We are under no illusion that Al-Qaeda has been destroyed. The question that keeps cropping up is: When, where and how will it strike again?
The worst of Al-Qaeda came to light with the arrest of 700 suspected Al-Qaeda terrorists in Saudi Arabia in the past six months. We realize that Al-Qaeda will repeatedly seek to attack important sites and will recruit whoever it finds along the way, but such a figure is terrifying in every sense of the word.
Such large-scale recruitment reflects the determination of Al-Qaeda to execute a sensational operation that will shake the world. Targeting oil installations would suffice, affecting the entire world and granting Al-Qaeda publicity on par with that of the September 11th attacks.
Year after year, Saudi security proved its ability to ensnare Al-Qaeda’s recruits and uncover its operations.

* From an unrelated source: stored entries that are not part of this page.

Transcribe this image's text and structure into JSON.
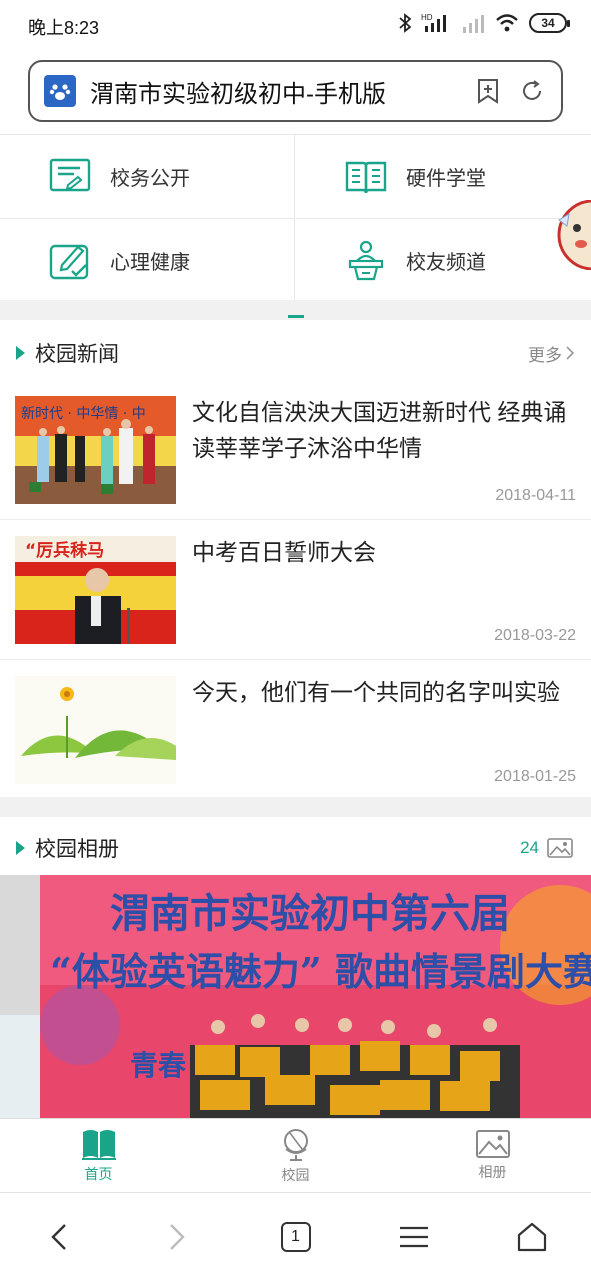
{
  "status_bar": {
    "time": "晚上8:23",
    "battery": "34",
    "hd_label": "HD"
  },
  "browser": {
    "page_title": "渭南市实验初级初中-手机版",
    "tab_count": "1"
  },
  "quick_links": [
    {
      "label": "校务公开",
      "icon": "notice-board-icon"
    },
    {
      "label": "硬件学堂",
      "icon": "open-book-icon"
    },
    {
      "label": "心理健康",
      "icon": "pencil-check-icon"
    },
    {
      "label": "校友频道",
      "icon": "speaker-podium-icon"
    }
  ],
  "news": {
    "title": "校园新闻",
    "more": "更多",
    "items": [
      {
        "title": "文化自信泱泱大国迈进新时代 经典诵读莘莘学子沐浴中华情",
        "date": "2018-04-11",
        "thumb_text": "新时代 · 中华情 · 中"
      },
      {
        "title": "中考百日誓师大会",
        "date": "2018-03-22",
        "thumb_text": "“厉兵秣马"
      },
      {
        "title": "今天，他们有一个共同的名字叫实验",
        "date": "2018-01-25"
      }
    ]
  },
  "album": {
    "title": "校园相册",
    "count": "24",
    "photo_banner_line1": "渭南市实验初中第六届",
    "photo_banner_line2": "“体验英语魅力” 歌曲情景剧大赛",
    "photo_banner_line3": "青春"
  },
  "tabs": [
    {
      "label": "首页",
      "icon": "home-book-icon",
      "active": true
    },
    {
      "label": "校园",
      "icon": "globe-icon",
      "active": false
    },
    {
      "label": "相册",
      "icon": "image-icon",
      "active": false
    }
  ],
  "colors": {
    "accent": "#1aa58b",
    "banner_red": "#d9241c",
    "banner_yellow": "#f4d23c"
  }
}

This rendered Saudi security the best in the field and proved its exceptionality in penetrating the organization that has targeted the Kingdom since the 1990s.

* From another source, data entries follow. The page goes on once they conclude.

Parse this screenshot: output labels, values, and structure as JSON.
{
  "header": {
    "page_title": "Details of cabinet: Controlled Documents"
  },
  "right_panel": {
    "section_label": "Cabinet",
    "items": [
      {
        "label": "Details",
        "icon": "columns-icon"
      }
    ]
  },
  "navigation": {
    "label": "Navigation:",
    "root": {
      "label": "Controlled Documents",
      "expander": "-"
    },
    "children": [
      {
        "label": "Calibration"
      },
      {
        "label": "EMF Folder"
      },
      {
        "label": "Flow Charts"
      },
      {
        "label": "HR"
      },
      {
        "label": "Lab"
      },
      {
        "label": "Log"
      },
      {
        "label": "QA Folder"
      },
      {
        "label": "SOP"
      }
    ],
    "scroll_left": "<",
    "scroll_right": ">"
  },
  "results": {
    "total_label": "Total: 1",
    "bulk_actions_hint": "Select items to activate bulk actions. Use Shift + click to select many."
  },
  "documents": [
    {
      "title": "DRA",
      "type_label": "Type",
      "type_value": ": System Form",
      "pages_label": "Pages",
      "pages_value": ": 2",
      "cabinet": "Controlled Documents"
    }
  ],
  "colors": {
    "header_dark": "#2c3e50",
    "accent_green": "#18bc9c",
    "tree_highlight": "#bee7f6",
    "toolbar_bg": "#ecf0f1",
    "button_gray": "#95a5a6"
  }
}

However, terrorism persists despite the talk of curtailment of Al-Qaeda activity and the consecutive losses befalling. Successfully acquiring 700 recruits confirms the vitality of Al-Qaeda and the feasibility of terrorist thought, recruitment, financing and activity.
As long as there are propitious grounds for producing terrorists, terrorism and terrorist attempts will not cease. Despite what has been done, said, and tried over the past few years, we find that we are unable to eradicate terrorism. Combating it requires fighting its ideology and pursuing its sympathizers and sources. This entails significantly more political courage than we see today.
Recall that the work of terrorists has become easier as governments find combating them more difficult. There are three reasons for this: First, technology to send and receive information expands every day, horizontally as well as vertically. Second, increased oil revenues have created abundant financial resources. Third, conspiring regimes in the region are competing to finance and facilitate terrorist networks to nudge the groups in hostile directions that feed their national agendas.
However, the most basic steps include improving educational curricula and quality of teachers, developing charities, summer camps and media associations, and placing restrictions on those who advocate extremism.
We are at war with terrorism. It is imperative that we confront the problem radically instead of merely trimming the sides. All these activities can be postponed to the end of the war, for the extremist organizations and their sympathizers try to penetrate them and use them, and as we have seen, they have succeeded more than once and in more than one place.
Al-Qaeda masterminds enjoy guaranteed results in today’s naïve and relaxed environment. The atmosphere allows them to successfully execute their most important recruitment tool: penetrating minds. 700 detainees! The number proves that the security body is alert, and that Al-Qaeda finds those who seek it.